Data model (migration 0032_saved_items_locations_jobs.sql):

  • saved_items gains location_lat, location_lng, location_address, source_url.
  • saved_item_jobs (id, user_id, source_url, status, items_created, error, …) tracks the async run: queued → extracting → ready | failed. Realtime-published so clients can watch it; clients may also poll.

Flow:

POST /v1/saved-items/import-reel { url } ← only IG/TikTok/YouTube hosts
→ insert saved_item_jobs (queued)
→ worker POST /ai/saved-items/import-reel { url, user_id, job_id } (202, bg task)
extract_reel_draft(url) ← shared cache-aware helper (ai/reel_extract.py)
cache HIT → reuse reel_extractions payload (no fetch/LLM)
cache MISS → yt-dlp fetch → Gemini → persist extraction + asset
DEDUP: if user already has reel_extract rows for this source_url → stop (no dupes)
geocode (region-anchored) + media (per-place photos), best-effort
fan out: 1 reel item + 1 item per qualifying activity → bulk insert
job → ready (items_created = N)
GET /v1/saved-items/jobs/:id ← client polls until ready/failed

Kind mapping (_activity_to_saved_kind): skip transport and is_stop=false; keyword_classify the title for a fine-grained place sub-type; else fall back food→restaurant, lodging→accommodation, sight/freeform→attraction.

Caching & dedup:

  • Extraction is cached globally in reel_extractions (keyed by canonical URL hash, shared with trip imports) — re-paste never re-runs Gemini.
  • Fan-out is deduped per (user_id, source='reel_extract', source_url) — a re-paste finishes ready with the existing count and inserts nothing.

Provider note: video uses the Gemini Files API directly (GeminiClient), NOT LiteLLM/OpenRouter — LiteLLM’s chat-completions interface can’t do the upload-and-poll Files API flow for a ≥20MB reel.
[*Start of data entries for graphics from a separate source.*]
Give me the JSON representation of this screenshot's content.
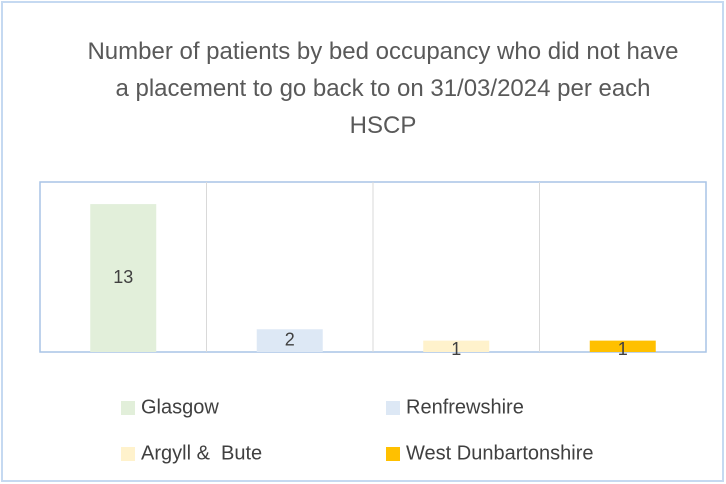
{
  "chart_data": {
    "type": "bar",
    "title": "Number of patients by bed occupancy who did not have a placement to go back to on 31/03/2024 per each HSCP",
    "series": [
      {
        "name": "Glasgow",
        "color": "#e2efda",
        "values": [
          13
        ]
      },
      {
        "name": "Renfrewshire",
        "color": "#dde8f5",
        "values": [
          2
        ]
      },
      {
        "name": "Argyll &  Bute",
        "color": "#fff2cc",
        "values": [
          1
        ]
      },
      {
        "name": "West Dunbartonshire",
        "color": "#ffc000",
        "values": [
          1
        ]
      }
    ],
    "grid": true
  }
}
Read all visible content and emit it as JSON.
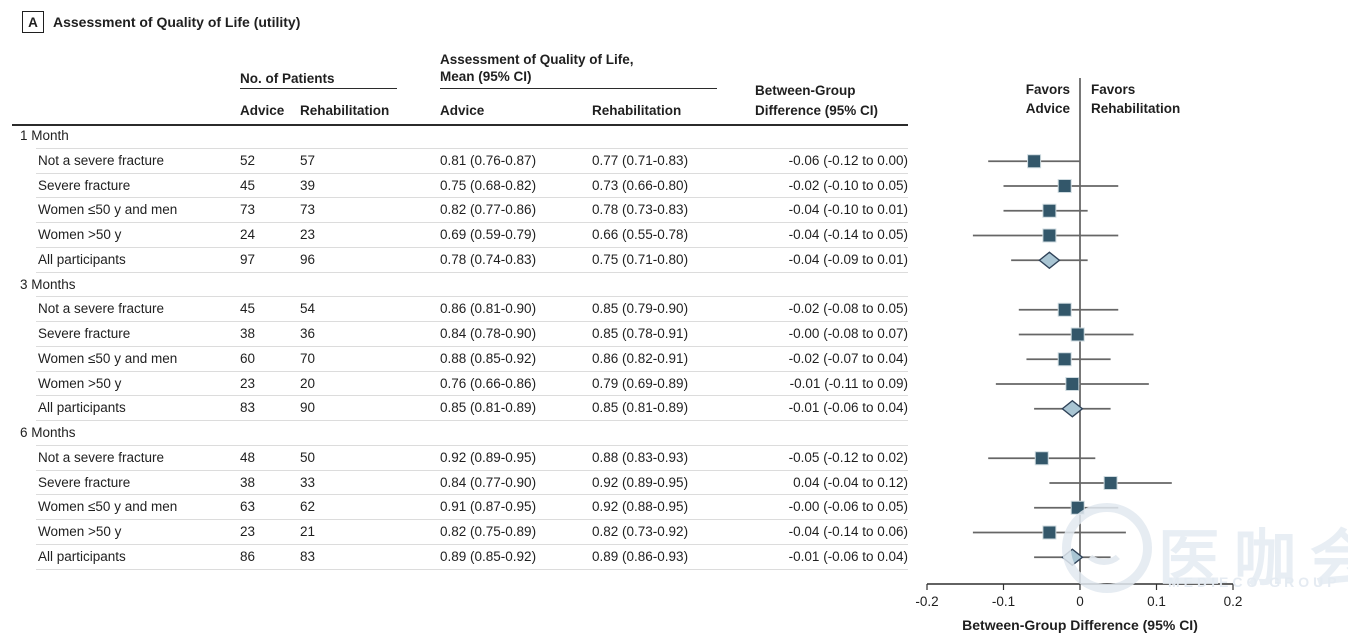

Requires GEMINI_API_KEY (AI Studio) or the Vertex backend; MODEL_VIDEO=gemini-2.5-flash keeps cost low. Instagram fetch reliability from a datacenter IP needs REEL_COOKIES_FILE.

  • Q2 (revisited) — duplicate imports of the same reel are now deduped by source_url. Cross-source duplicates (same place from two different reels) are still allowed by design.